Superpixel algorithms group pixels into superpixels. As indicated in [1], superpixels are local, coherent, and preserve most of the structure necessary for segmentation at the scale of interest. Superpixels should be roughly homogeneous in size and shape. Though many superpixel approaches mostly target still images and thus provide only a limited or no temporal consistency at all when applied on video sequences, some approaches target video sequences [2][3]. These approaches start to deal with the issue of temporal consistency.
The superpixel generation in itself does not necessarily lead to spatially coherent superpixels. Thus, a post-processing step is required to ensure the spatial connectivity of the pixels comprised in the clusters and thus the superpixels.
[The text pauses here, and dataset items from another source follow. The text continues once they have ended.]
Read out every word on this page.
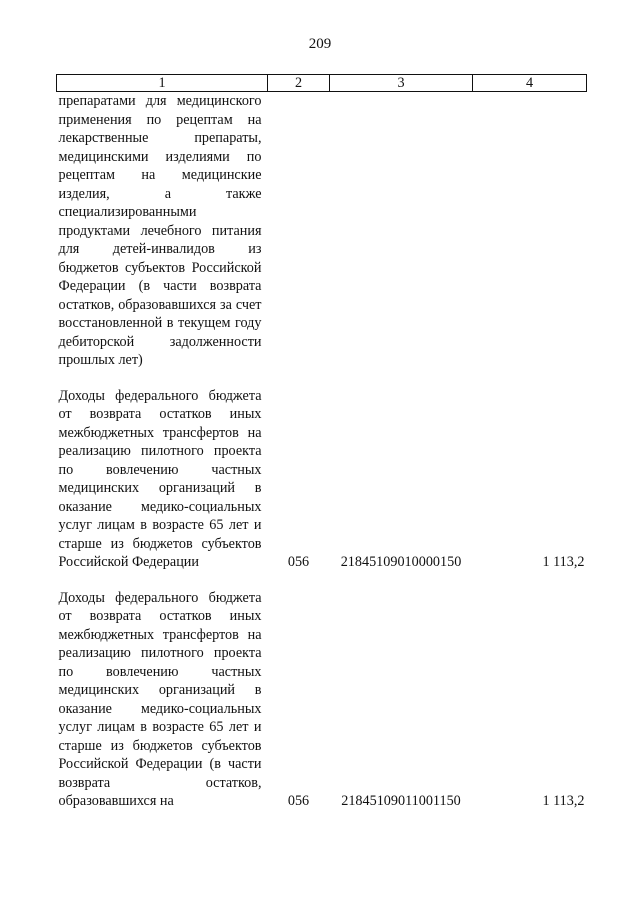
209
1	2	3	4
препаратами для медицинского применения по рецептам на лекарственные препараты, медицинскими изделиями по рецептам на медицинские изделия, а также специализированными продуктами лечебного питания для детей-инвалидов из бюджетов субъектов Российской Федерации (в части возврата остатков, образовавшихся за счет восстановленной в текущем году дебиторской задолженности прошлых лет)			

Доходы федерального бюджета от возврата остатков иных межбюджетных трансфертов на реализацию пилотного проекта по вовлечению частных медицинских организаций в оказание медико-социальных услуг лицам в возрасте 65 лет и старше из бюджетов субъектов Российской Федерации	056	21845109010000150	1 113,2

Доходы федерального бюджета от возврата остатков иных межбюджетных трансфертов на реализацию пилотного проекта по вовлечению частных медицинских организаций в оказание медико-социальных услуг лицам в возрасте 65 лет и старше из бюджетов субъектов Российской Федерации (в части возврата остатков, образовавшихся на	056	21845109011001150	1 113,2
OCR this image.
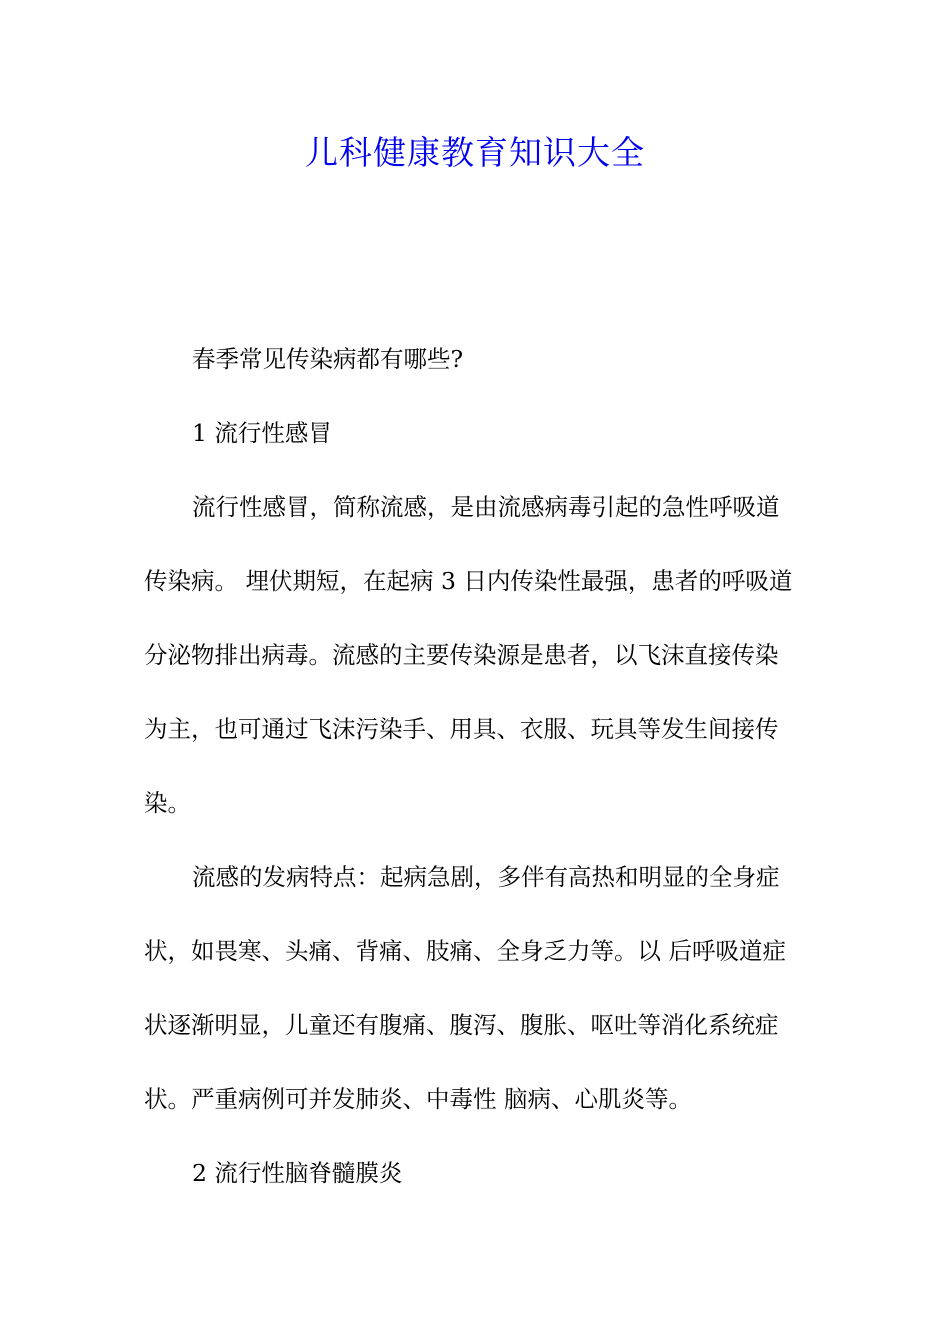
儿科健康教育知识大全
春季常见传染病都有哪些?
1 流行性感冒
流行性感冒，简称流感，是由流感病毒引起的急性呼吸道
传染病。 埋伏期短，在起病 3 日内传染性最强，患者的呼吸道
分泌物排出病毒。流感的主要传染源是患者，以飞沫直接传染
为主，也可通过飞沫污染手、用具、衣服、玩具等发生间接传
染。
流感的发病特点：起病急剧，多伴有高热和明显的全身症
状，如畏寒、头痛、背痛、肢痛、全身乏力等。以 后呼吸道症
状逐渐明显，儿童还有腹痛、腹泻、腹胀、呕吐等消化系统症
状。严重病例可并发肺炎、中毒性 脑病、心肌炎等。
2 流行性脑脊髓膜炎
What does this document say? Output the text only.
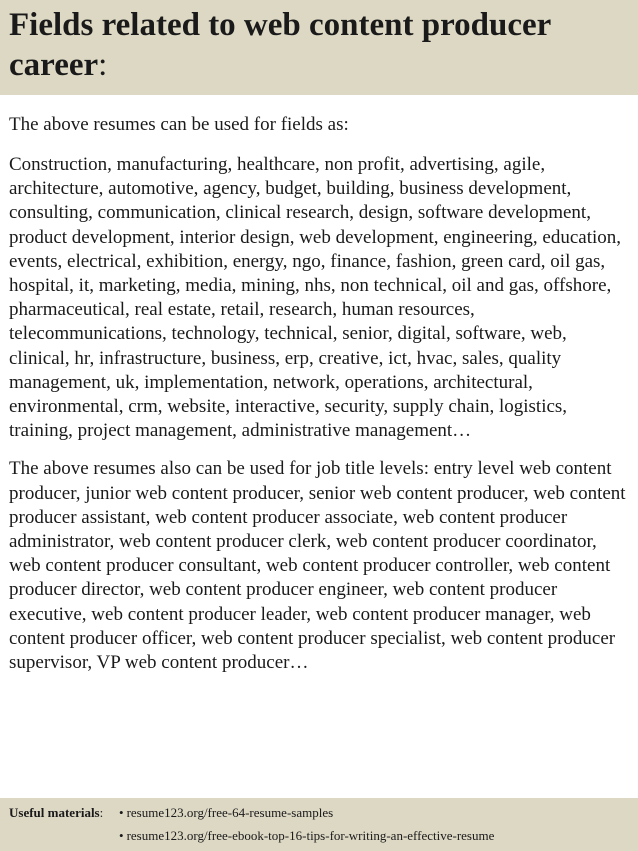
Fields related to web content producer career:

The above resumes can be used for fields as:

Construction, manufacturing, healthcare, non profit, advertising, agile, architecture, automotive, agency, budget, building, business development, consulting, communication, clinical research, design, software development, product development, interior design, web development, engineering, education, events, electrical, exhibition, energy, ngo, finance, fashion, green card, oil gas, hospital, it, marketing, media, mining, nhs, non technical, oil and gas, offshore, pharmaceutical, real estate, retail, research, human resources, telecommunications, technology, technical, senior, digital, software, web, clinical, hr, infrastructure, business, erp, creative, ict, hvac, sales, quality management, uk, implementation, network, operations, architectural, environmental, crm, website, interactive, security, supply chain, logistics, training, project management, administrative management…

The above resumes also can be used for job title levels: entry level web content producer, junior web content producer, senior web content producer, web content producer assistant, web content producer associate, web content producer administrator, web content producer clerk, web content producer coordinator, web content producer consultant, web content producer controller, web content producer director, web content producer engineer, web content producer executive, web content producer leader, web content producer manager, web content producer officer, web content producer specialist, web content producer supervisor, VP web content producer…

Useful materials: • resume123.org/free-64-resume-samples
• resume123.org/free-ebook-top-16-tips-for-writing-an-effective-resume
In addition, in [4] it was stated that the post-processing method proposed in [5] assigns the isolated superpixel fragments to arbitrary neighboring superpixels without considering any similarity measure between the fragments and the superpixels they are assigned to. Contour evolution approaches as proposed in [4] can overcome this drawback, often at the cost of a high number of iterations. In addition, they often focus on still images and thus leave the temporal consistency issue unsolved.